I was often on duty as well, calibrating, measuring, an idle stare behind my goggles illuminated by the bloom of white light, the blossom of yellow dust, the shower of red burning, the eerie hole doughnutting the pre-dawn cloud cover, the sizzling indigo afterglow. Between the work at NTS and the parties in Vegas, I didn’t miss one.
I kept a pocket size notebook with the codenames of the detonations I attended in the city, scrawled at the bottom of pages beneath notes and appointments – Operation This, Project That. I liked to imagine how the names would spice the parties at the different hotels. Some names were conducive to themes and decorations. The names that didn’t grasp the imagination of party organizers – no special décor, no festive costumes – were always compensated with by an increase in free drinks.
Sometimes I couldn’t stop my curiosity, so I would pass by the lounges and rooftop entrances a couple of hours before midnight. Bartenders and waitresses and tan kitchen boys would be hanging banners, decorating tables, cleaning table tops, arranging chairs and barstools. I’d watch, wait for the kitchen boys to walk into the hallway, try to speak with them. They always said some variant of No speak no Ingles. I would nod politely even if I thought they only spoke English. They were all so young anyways.

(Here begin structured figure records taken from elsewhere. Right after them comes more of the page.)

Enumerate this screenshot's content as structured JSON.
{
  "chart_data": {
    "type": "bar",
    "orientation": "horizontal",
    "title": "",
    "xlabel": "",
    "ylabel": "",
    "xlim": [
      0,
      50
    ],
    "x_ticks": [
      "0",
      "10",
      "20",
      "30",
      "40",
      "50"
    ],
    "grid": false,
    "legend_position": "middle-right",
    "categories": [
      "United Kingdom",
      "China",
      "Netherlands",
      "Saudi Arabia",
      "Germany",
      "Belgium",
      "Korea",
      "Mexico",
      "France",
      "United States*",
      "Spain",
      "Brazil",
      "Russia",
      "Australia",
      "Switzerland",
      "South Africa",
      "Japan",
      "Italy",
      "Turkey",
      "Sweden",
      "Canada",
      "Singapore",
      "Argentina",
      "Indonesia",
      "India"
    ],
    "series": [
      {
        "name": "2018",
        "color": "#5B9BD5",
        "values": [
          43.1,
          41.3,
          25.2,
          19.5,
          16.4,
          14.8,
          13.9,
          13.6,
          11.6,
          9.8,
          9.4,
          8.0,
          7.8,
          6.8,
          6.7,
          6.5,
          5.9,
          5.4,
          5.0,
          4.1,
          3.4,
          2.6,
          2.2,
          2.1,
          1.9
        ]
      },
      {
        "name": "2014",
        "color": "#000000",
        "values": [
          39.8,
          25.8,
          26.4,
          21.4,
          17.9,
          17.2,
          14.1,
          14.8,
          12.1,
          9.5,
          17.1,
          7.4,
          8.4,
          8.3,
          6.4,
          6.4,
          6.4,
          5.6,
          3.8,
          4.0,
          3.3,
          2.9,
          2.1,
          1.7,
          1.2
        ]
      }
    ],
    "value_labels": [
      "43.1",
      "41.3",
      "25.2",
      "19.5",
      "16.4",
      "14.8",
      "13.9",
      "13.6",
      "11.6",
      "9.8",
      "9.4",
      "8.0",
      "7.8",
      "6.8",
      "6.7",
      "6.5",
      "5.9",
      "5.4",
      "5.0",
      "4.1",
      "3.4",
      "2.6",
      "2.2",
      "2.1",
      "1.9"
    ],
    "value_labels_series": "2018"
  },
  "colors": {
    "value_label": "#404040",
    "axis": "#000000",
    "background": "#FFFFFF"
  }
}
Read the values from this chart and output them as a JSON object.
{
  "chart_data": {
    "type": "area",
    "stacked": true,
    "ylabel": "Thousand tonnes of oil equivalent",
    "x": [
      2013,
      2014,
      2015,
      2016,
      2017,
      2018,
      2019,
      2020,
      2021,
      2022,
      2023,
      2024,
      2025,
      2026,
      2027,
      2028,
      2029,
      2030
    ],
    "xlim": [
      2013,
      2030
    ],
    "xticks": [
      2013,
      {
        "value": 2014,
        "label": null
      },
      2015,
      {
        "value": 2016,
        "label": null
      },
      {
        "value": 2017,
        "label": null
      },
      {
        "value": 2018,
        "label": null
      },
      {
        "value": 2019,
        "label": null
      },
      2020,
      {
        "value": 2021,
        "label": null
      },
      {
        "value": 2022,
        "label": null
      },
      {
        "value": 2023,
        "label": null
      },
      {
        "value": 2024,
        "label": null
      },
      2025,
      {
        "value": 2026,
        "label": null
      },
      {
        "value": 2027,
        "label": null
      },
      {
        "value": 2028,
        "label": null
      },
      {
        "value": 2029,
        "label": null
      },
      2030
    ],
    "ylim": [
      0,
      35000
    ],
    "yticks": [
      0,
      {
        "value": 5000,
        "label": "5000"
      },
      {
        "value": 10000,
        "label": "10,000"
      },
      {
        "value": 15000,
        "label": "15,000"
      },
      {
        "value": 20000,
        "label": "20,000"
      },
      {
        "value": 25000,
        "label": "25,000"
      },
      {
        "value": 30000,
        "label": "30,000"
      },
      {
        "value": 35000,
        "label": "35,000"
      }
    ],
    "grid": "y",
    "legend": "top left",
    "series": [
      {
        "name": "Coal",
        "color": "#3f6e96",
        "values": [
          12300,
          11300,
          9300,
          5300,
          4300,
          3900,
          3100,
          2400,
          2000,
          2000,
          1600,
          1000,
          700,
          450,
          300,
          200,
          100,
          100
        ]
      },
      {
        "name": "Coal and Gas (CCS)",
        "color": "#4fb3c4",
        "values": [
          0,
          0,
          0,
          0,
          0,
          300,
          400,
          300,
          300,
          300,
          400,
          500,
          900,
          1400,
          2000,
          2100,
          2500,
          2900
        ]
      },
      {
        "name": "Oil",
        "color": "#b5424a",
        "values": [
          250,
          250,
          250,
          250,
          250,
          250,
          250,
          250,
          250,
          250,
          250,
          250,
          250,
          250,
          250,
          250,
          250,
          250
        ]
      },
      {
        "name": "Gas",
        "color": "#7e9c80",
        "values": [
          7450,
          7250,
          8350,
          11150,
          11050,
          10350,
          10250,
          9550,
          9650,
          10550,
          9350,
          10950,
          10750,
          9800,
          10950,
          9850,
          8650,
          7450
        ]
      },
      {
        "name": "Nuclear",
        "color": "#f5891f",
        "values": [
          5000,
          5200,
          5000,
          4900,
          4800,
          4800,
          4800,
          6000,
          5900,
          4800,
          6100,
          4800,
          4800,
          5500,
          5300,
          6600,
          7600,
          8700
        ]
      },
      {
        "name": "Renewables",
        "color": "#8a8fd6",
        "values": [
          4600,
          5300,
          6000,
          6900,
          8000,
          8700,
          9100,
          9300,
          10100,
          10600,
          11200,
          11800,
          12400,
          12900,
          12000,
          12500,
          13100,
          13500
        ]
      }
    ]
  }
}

Eventually I had an extensive list of operations/parties: Ichabod (written smaller than the rest), Anvil (an all black affair), Mercury (showgirls painted silver), Buster, Elvis (of course), Crosstie, Oklahoma (cowboys, Indians – an American obsession), Mohair, Everett, Dillinger (pinstripe suits and red dresses), Europa III, Arbor, Teapot (long live the queen), Hardtack, Dominic, Emery, Sunbeam, Trojan (togas), Reginald, Odysseus (togas), Yellowfish, Enchilada (ponchos), Rodeo (cowboys, no Indians – an American reality), Onyx, Fishbowl (cute decorations, mermaids), Whetstone, Obsidian, Ranger, Latchkey, Dominic II (a truly excessive bacchanal), Snapper.
Looking through it, at five parties a year, give or take, and thirty-seven entries, I’d been there nearly a decade, drowning, waiting to burn.

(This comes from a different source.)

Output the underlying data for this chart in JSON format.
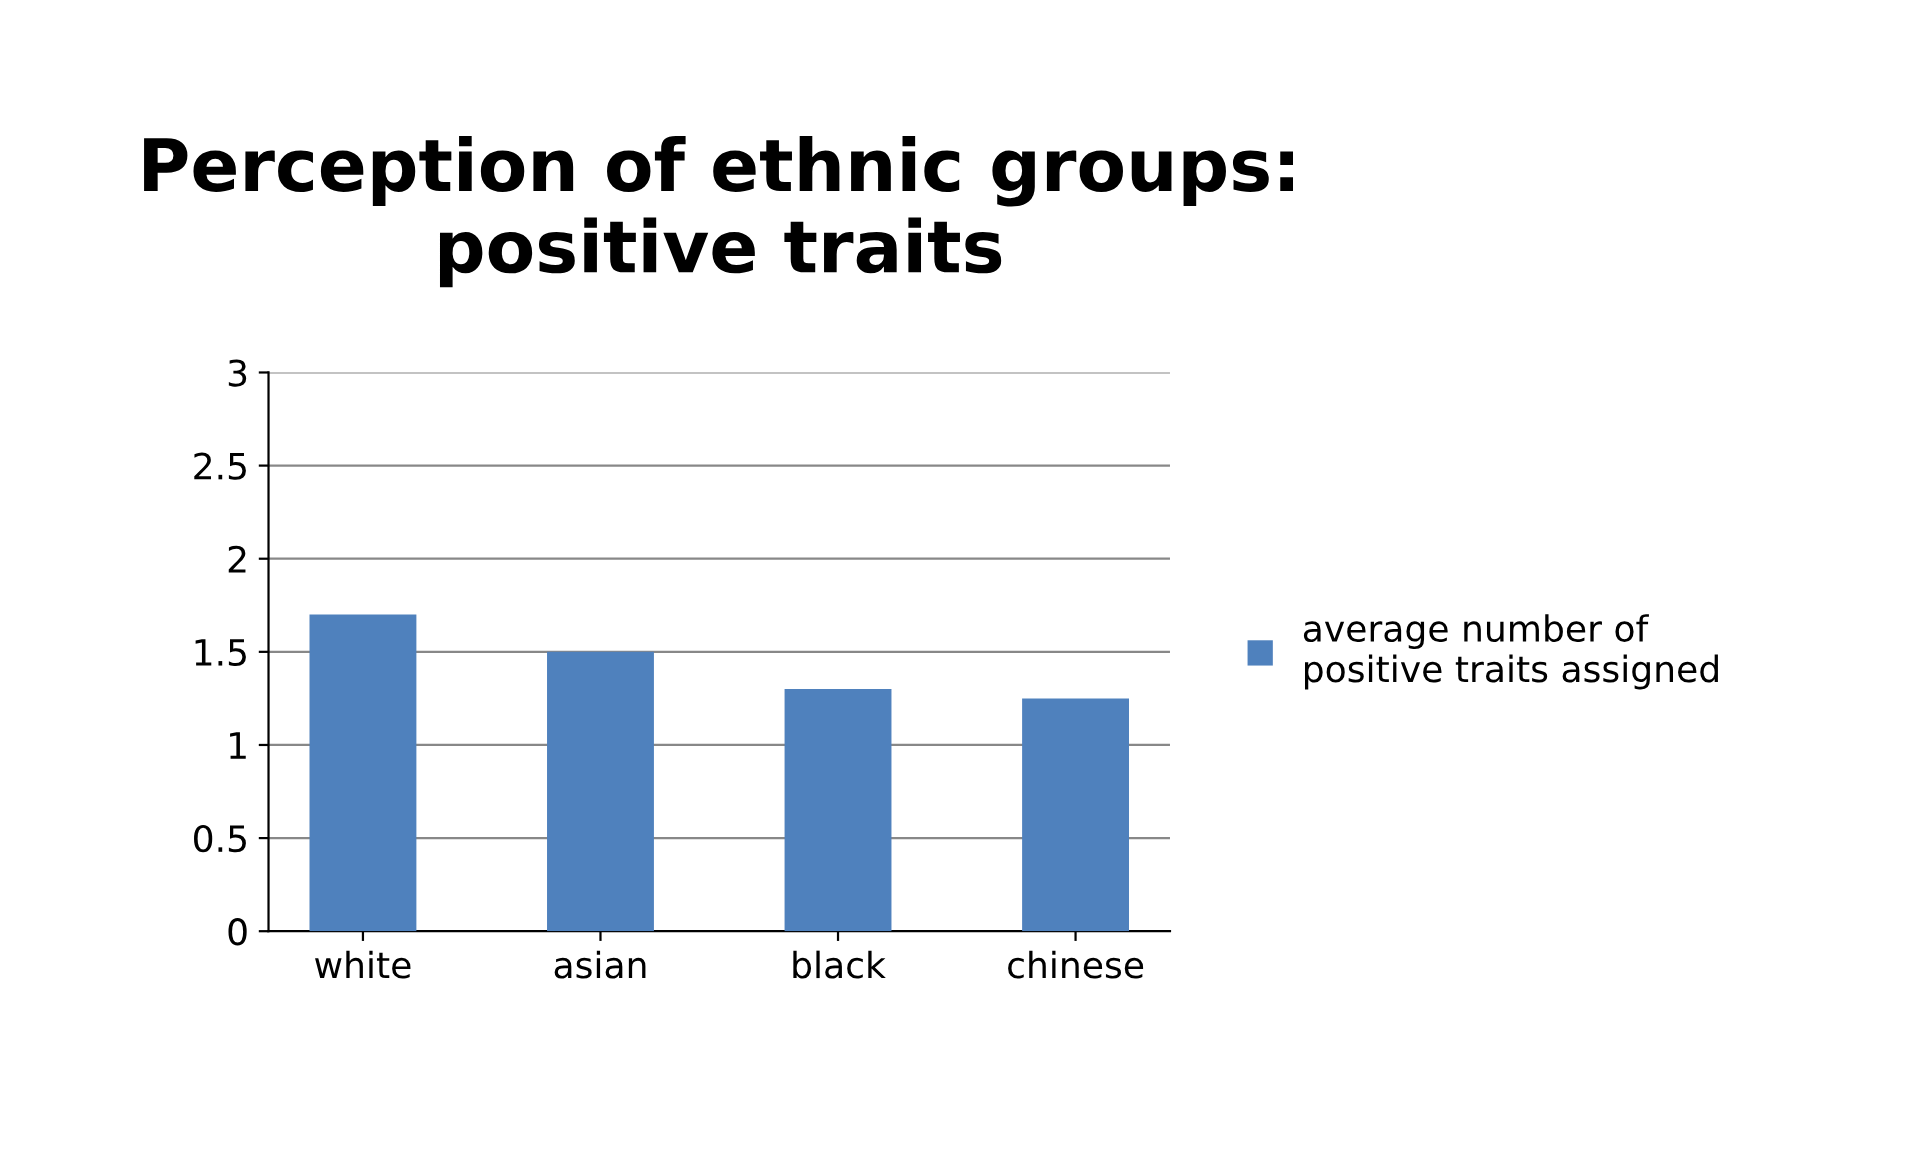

My life swirled away between detonations, up close at the NTS, far away in the city, up close, far away. In the lifeless haze, the parties were milestones that reminded me that time still moved, Las Vegas a giant neon watch face, the punctuation of plutonium to the northwest the ticking of atomic clockwork. Before the last party I went to, I stood in front of the mirror, shower-fresh, clean shaven. I stared into my pupils until I felt like something, someone, was staring back out of that abyss. I told myself I was apathetic, but I was lying – I’d been lying for a long time. I didn’t want to be alone anymore.